Concepts¶
This section covers the core concepts and design decisions behind the Sentinel Auth. Each page dives deep into a specific area of the system.
Tutorial¶
A step-by-step guide to building a "Team Notes" app that demonstrates authentication, workspace isolation, role enforcement, custom RBAC, and entity-level permissions. Start here if you want to integrate the SDK into your own app.
Architecture¶
How the service is structured, why we chose each technology, and how the major components fit together. Includes the full entity-relationship diagram and system topology.
Authentication¶
The OAuth2/OIDC login flow from browser redirect through provider callback to JWT issuance. Covers all three supported identity providers (Google, GitHub, Microsoft Entra ID) and how Authlib handles the heavy lifting.
JWT Tokens¶
Access and refresh token structure, RS256 signing, claim contents, token lifecycle, and the refresh rotation mechanism with reuse detection. Explains how revocation works via the Redis-backed jti denylist.
Workspaces¶
The tenant isolation boundary. Covers workspace CRUD, slug constraints, member management, and the four-tier role hierarchy (Owner, Admin, Editor, Viewer) with a full permissions matrix.
Groups¶
Named collections of users within a workspace. Groups simplify permission grants by letting you share resources with an entire team instead of individual users. Group IDs are embedded in JWT claims for fast resolution.
Permissions¶
The Zanzibar-style permission system with its three-tier architecture: workspace roles (stateless, from JWT), custom RBAC roles (action-based, service call), and entity-level ACLs (service call).
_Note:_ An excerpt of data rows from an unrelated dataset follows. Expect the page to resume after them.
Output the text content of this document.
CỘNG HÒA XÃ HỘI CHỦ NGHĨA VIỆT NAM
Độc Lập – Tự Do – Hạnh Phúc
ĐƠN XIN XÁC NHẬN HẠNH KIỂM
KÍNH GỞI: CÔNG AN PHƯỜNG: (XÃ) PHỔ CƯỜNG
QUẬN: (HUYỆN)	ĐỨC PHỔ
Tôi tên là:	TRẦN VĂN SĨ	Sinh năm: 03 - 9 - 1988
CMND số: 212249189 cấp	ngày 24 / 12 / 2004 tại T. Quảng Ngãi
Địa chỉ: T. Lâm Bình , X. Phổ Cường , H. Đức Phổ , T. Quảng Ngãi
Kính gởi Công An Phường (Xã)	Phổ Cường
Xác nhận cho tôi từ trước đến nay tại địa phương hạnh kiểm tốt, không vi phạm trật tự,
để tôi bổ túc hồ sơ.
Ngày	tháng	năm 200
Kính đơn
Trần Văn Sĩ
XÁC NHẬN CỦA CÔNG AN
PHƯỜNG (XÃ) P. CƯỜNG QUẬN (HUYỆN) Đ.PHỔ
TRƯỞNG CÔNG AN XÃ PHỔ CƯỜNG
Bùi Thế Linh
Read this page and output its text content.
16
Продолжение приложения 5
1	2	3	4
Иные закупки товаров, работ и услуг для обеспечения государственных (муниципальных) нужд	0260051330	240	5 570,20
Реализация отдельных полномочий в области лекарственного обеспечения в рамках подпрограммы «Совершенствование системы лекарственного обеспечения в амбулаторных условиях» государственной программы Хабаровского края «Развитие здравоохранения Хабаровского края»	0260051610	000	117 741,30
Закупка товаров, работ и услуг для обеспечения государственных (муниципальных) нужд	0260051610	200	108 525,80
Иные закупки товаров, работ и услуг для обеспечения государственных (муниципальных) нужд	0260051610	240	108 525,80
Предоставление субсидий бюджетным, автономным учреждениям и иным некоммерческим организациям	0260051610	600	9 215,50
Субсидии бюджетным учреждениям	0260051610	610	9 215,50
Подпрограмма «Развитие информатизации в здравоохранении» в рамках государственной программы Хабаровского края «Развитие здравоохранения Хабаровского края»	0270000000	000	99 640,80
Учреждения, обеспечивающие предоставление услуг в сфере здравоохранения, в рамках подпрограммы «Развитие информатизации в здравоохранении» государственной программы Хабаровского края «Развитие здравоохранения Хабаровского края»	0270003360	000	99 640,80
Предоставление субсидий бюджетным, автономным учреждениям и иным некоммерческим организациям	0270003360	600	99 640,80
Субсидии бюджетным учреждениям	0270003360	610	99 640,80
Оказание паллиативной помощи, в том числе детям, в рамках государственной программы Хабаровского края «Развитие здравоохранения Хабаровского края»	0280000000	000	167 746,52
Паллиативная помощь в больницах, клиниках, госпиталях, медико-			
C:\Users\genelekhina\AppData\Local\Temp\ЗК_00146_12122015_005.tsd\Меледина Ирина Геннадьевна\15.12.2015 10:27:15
Covers the 7-step check_permission resolution algorithm, visibility modes, and share types.
Custom Roles (RBAC)¶
NIST Core RBAC as a third authorization layer between workspace roles and entity ACLs. Services register actions, admins organize them into named roles within workspaces, and users are assigned to roles. Action checks are real-time database queries -- revoking a role takes effect immediately.
Service-to-Service Auth¶
How consuming applications authenticate with the Identity Service using X-Service-Key headers. Covers the dual-auth and service-only auth tiers, dev mode bypass, and key generation.
Admin Panel¶
The administrative interface for platform operators. Covers the dashboard, user and workspace management, activity logs, CSV import, and the admin authentication flow.